Feast of the Holy Family of Jesus, Mary, and Joseph

The Christmas story is very familiar to us: the Father sent us our Savior, His only-begotten Son, incarnate as a human being.  Jesus didn’t just put on flesh like a costume and pretend to be one of us; from the moment He was conceived by the Holy Spirit, He fully experienced human life. He lived nine months in Mary’s womb and then entered the world as we all do, naked and cold.  But not alone.  Jesus’ first human experience was the love of His mother and foster father.  His first human experience was family.

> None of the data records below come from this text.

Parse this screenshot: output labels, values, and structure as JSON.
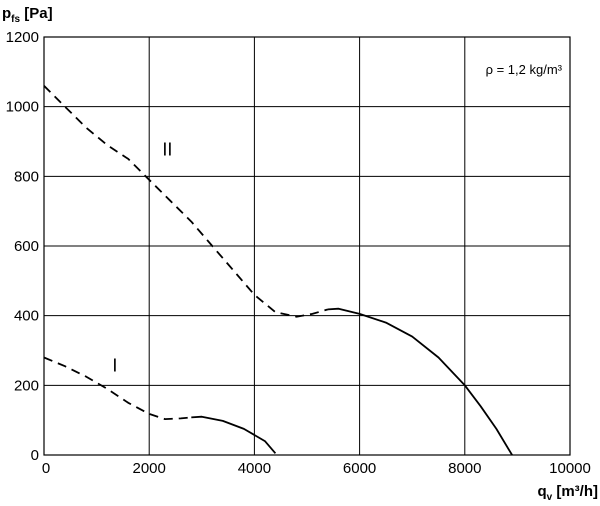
{
  "chart_data": {
    "type": "line",
    "title": "",
    "xlabel": {
      "main": "q",
      "sub": "v",
      "unit": " [m³/h]"
    },
    "ylabel": {
      "main": "p",
      "sub": "fs",
      "unit": " [Pa]"
    },
    "xlim": [
      0,
      10000
    ],
    "ylim": [
      0,
      1200
    ],
    "xticks": [
      "0",
      "2000",
      "4000",
      "6000",
      "8000",
      "10000"
    ],
    "yticks": [
      "0",
      "200",
      "400",
      "600",
      "800",
      "1000",
      "1200"
    ],
    "grid": true,
    "annotation": "ρ = 1,2 kg/m³",
    "series": [
      {
        "name": "II",
        "dashed": [
          [
            0,
            1060
          ],
          [
            400,
            1000
          ],
          [
            800,
            940
          ],
          [
            1200,
            890
          ],
          [
            1600,
            850
          ],
          [
            2000,
            790
          ],
          [
            2400,
            730
          ],
          [
            2800,
            670
          ],
          [
            3200,
            600
          ],
          [
            3600,
            530
          ],
          [
            4000,
            460
          ],
          [
            4400,
            410
          ],
          [
            4800,
            397
          ],
          [
            5100,
            405
          ],
          [
            5400,
            418
          ]
        ],
        "solid": [
          [
            5400,
            418
          ],
          [
            5600,
            420
          ],
          [
            6000,
            405
          ],
          [
            6500,
            380
          ],
          [
            7000,
            340
          ],
          [
            7500,
            280
          ],
          [
            8000,
            200
          ],
          [
            8300,
            140
          ],
          [
            8600,
            75
          ],
          [
            8900,
            0
          ]
        ]
      },
      {
        "name": "I",
        "dashed": [
          [
            0,
            280
          ],
          [
            400,
            255
          ],
          [
            800,
            225
          ],
          [
            1200,
            190
          ],
          [
            1600,
            150
          ],
          [
            2000,
            118
          ],
          [
            2300,
            103
          ],
          [
            2600,
            105
          ],
          [
            2800,
            108
          ]
        ],
        "solid": [
          [
            2800,
            108
          ],
          [
            3000,
            110
          ],
          [
            3400,
            98
          ],
          [
            3800,
            75
          ],
          [
            4200,
            40
          ],
          [
            4400,
            5
          ]
        ]
      }
    ]
  }
}
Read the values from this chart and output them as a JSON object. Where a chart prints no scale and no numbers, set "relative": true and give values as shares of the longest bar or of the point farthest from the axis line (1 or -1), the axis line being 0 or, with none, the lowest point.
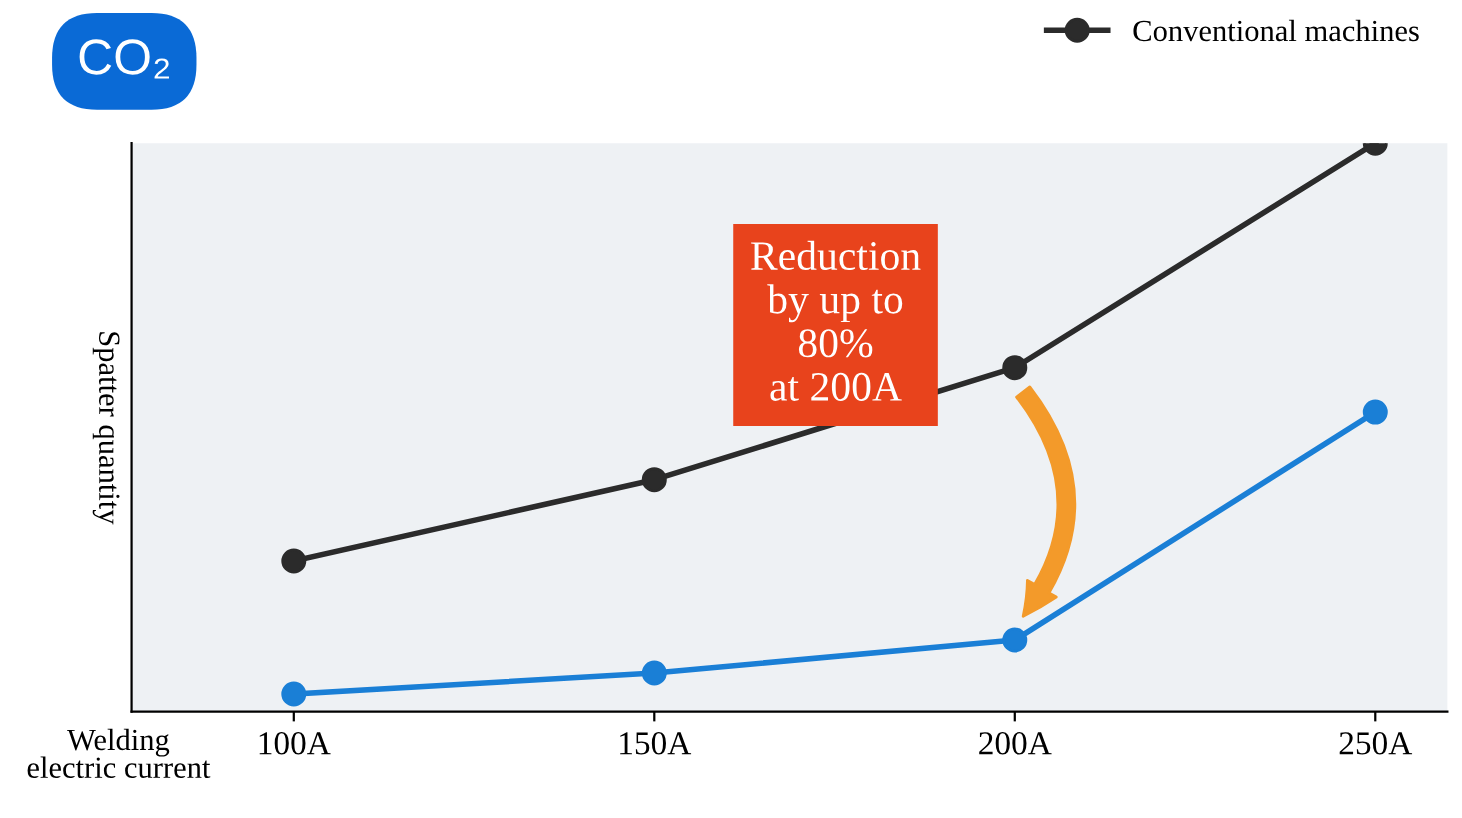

I guess it’s not surprising that the Father would have things this way.  God Himself is a family: Father, Son, and Holy Spirit, three distinct persons living in perfect, complete, inseparable, loving union with each other as the Holy Trinity.  Every family is modeled on, and a reflection of, this union.

Sounds exactly like your family, right?

Well, possibly not exactly.  Every family has its tensions, its challenges, its frustrations, its brokenness.  Despite the divinity of Jesus and the holiness of Mary, even the Holy Family had its bad days.  (It’s interesting that, outside of the infancy narratives, the only story of the Holy Family passed on to us in the gospels, the story of the finding of the child Jesus in the temple, tells of a pretty rough few days for Mary and Joseph.)  But despite all its imperfections, each family is indeed called to be holy.

What does it mean to be a holy family?  I think it means striving to live up to the challenges Jesus laid out for us in his teachings:  to love and respect each other unconditionally; to forgive each other continuously and completely; to accept what each of our family members can give; to put each other’s needs and concerns ahead of our own.  Of course, we will fall short; but if we can shape our families to be a haven where falling short of our goals is met with love, compassion, and forgiveness rather than animosity, then our families can indeed be a holy place that will help us walk in the way of Jesus Christ.  And even in – especially in — the most broken of families, small acts of love carry within them a divine presence.

Jesus’ first experience of humanity was grounded within his family.  By bringing His divinity into a human family, Jesus has opened up the possibility that each of us might experience His divinity through our own families.  When we allow Him to be present in our day-to-day family life, that’s when our families can become holy, and that’s when we can truly experience the joy of Christmas every day.